Thanks for the photos, you definitely do not have to sell me on the smaller footprint.

Just hard to spend money on backup system that is rarely used. I have two tanks of different ages back when I just bought a years worth of oil so I am considering just taking the older one out.
 
wondering, any suggestions of businesses that will pump out the oil for free, in which they will re-use it for industrial heating or whatever?
 
None of any I am aware. I think the heating oil companies just filter it and blend it in with oil they sell. The sludge can go to an asphalt plant for paving. If your town recycles oil, they may take it for free. Many municipalities have waste oil heaters for their truck garages so they gladly take it.

I helped a friend pump out a few tanks years ago.
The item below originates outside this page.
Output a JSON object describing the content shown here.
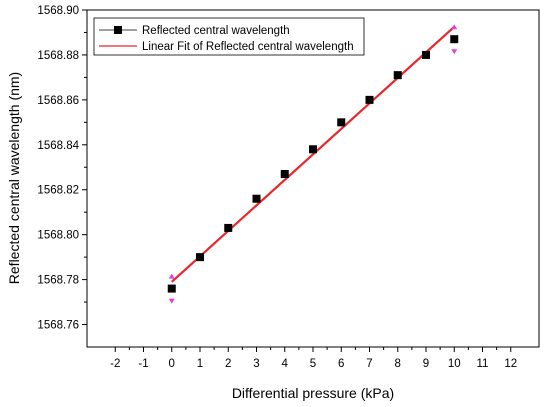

He had a cheap pump that hooked up to an electric drill and would pump it up to a couple of 55 gallons drums and heat his house with it.
 
wondering, any suggestions of businesses that will pump out the oil for free, in which they will re-use it for industrial heating or whatever?
Any reason why you wouldn't just use it up?

This discussion about tank integrity reminds me of some surplus fuel tanks we got from the Air Force to use on grazing allotments. Tanks were fully functional and sound when we got them. Within 5 years they rusted out. They don't like water. We had one rancher that would go to the junk yard and buy used motorcycle engines (I assume the magnesium variety) and throw them in the tanks to act as anodes. His actually lasted quite a long time.
 
Any reason why you wouldn't just use it up?

This discussion about tank integrity reminds me of some surplus fuel tanks we got from the Air Force to use on grazing allotments. Tanks were fully functional and sound when we got them. Within 5 years they rusted out. They don't like water. We had one rancher that would go to the junk yard and buy used motorcycle engines (I assume the magnesium variety) and throw them in the tanks to act as anodes. His actually lasted quite a long time.
about half tank of oil in a house that is unoccupied/unheated.